Concludo riportando alcuni passaggi dell’intervista raccolta da Paola Tiscornia (Fonte Telepiù del 6/12/09) ad Alessandro Preziosi, che nel film interpreta Ettore, il fratello che si unisce ai partigiani.

Preziosi, che ne pensa di queste reazioni?

«Tutte le volte che sullo schermo si cerca di ricostruire pagine delicate della nostra storia più recente, si inciampa in barricate ideologiche. Questa fiction parte dal dramma privato di una famiglia per ripercorrere quella che fu una tragedia pubblica. Nel film, dopo l’8 settembre il mio personaggio si unisce agli antifascisti e sua sorella, indurita dalla morte del giovane marito, sceglie di arruolarsi come ausiliaria nell’esercito della Repubblica Sociale: nella stessa famiglia, scelte opposte che simboleggiano l’Italia di allora, con la guerra civile che divise in due il Paese e di cui nessuno ha mai osato parlare».

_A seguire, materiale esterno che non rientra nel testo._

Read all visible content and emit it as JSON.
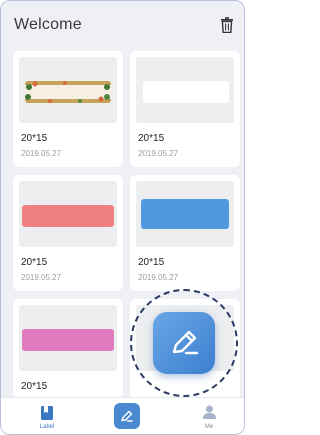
{
  "header": {
    "title": "Welcome"
  },
  "cards": [
    {
      "size": "20*15",
      "date": "2019.05.27",
      "bar_color": "#f4efe2",
      "bar_style": "floral"
    },
    {
      "size": "20*15",
      "date": "2019.05.27",
      "bar_color": "#ffffff",
      "bar_style": "plain"
    },
    {
      "size": "20*15",
      "date": "2019.05.27",
      "bar_color": "#f08080",
      "bar_style": "solid"
    },
    {
      "size": "20*15",
      "date": "2019.05.27",
      "bar_color": "#4f9ade",
      "bar_style": "solid"
    },
    {
      "size": "20*15",
      "date": "",
      "bar_color": "#df7bbf",
      "bar_style": "solid"
    },
    {
      "size": "",
      "date": "",
      "bar_color": "",
      "bar_style": "hidden"
    }
  ],
  "tabs": [
    {
      "label": "Label",
      "icon": "bookmark-icon",
      "active": true
    },
    {
      "label": "",
      "icon": "edit-icon",
      "active": false
    },
    {
      "label": "Me",
      "icon": "user-icon",
      "active": false
    }
  ],
  "colors": {
    "accent": "#3b78c4",
    "fab": "#4a88d0",
    "background": "#eef0f6"
  }
}
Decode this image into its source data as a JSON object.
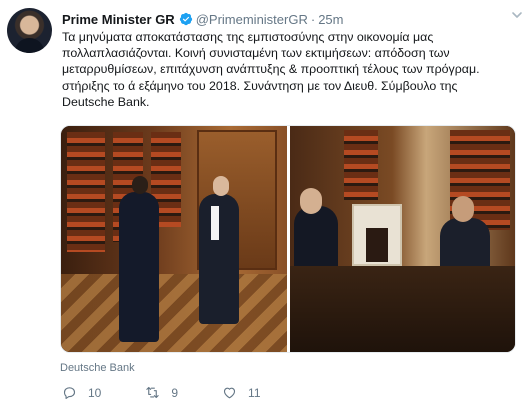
{
  "author": {
    "display_name": "Prime Minister GR",
    "handle": "@PrimeministerGR",
    "separator": "·",
    "time": "25m"
  },
  "tweet": {
    "lines": [
      "Τα μηνύματα αποκατάστασης της εμπιστοσύνης στην οικονομία μας",
      "πολλαπλασιάζονται. Κοινή συνισταμένη των εκτιμήσεων: απόδοση των",
      "μεταρρυθμίσεων, επιτάχυνση ανάπτυξης & προοπτική τέλους των πρόγραμ.",
      "στήριξης το ά εξάμηνο του 2018. Συνάντηση με τον Διευθ. Σύμβουλο της",
      "Deutsche Bank."
    ]
  },
  "media": {
    "caption": "Deutsche Bank"
  },
  "actions": {
    "replies": "10",
    "retweets": "9",
    "likes": "11"
  },
  "colors": {
    "verified": "#1da1f2",
    "muted": "#657786",
    "text": "#14171a"
  },
  "icons": [
    "verified-badge-icon",
    "caret-down-icon",
    "reply-icon",
    "retweet-icon",
    "like-icon"
  ]
}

Ma in mezzo c’è il commissario Francesco Dogliani, il terzo fratello “neutrale”…

«Chi può dire di essere neutrale? E poi, è giusto esserlo? Francesco dice: “Io non sto da nessuna parte, io faccio solo il mio dovere”: ma è una posizione che rischia di diventare un alibi, a un certo punto tutti noi siamo chiamati a schierarci».

Secondo lei la fiction è riuscita a essere imparziale?

«La risposta agli spettatori. Intanto, ha avuto il coraggio di dire la verità, la stessa contenuta anche nel libro di Pansa: cioè che i vinti hanno versato lo stesso sangue dei vincitori».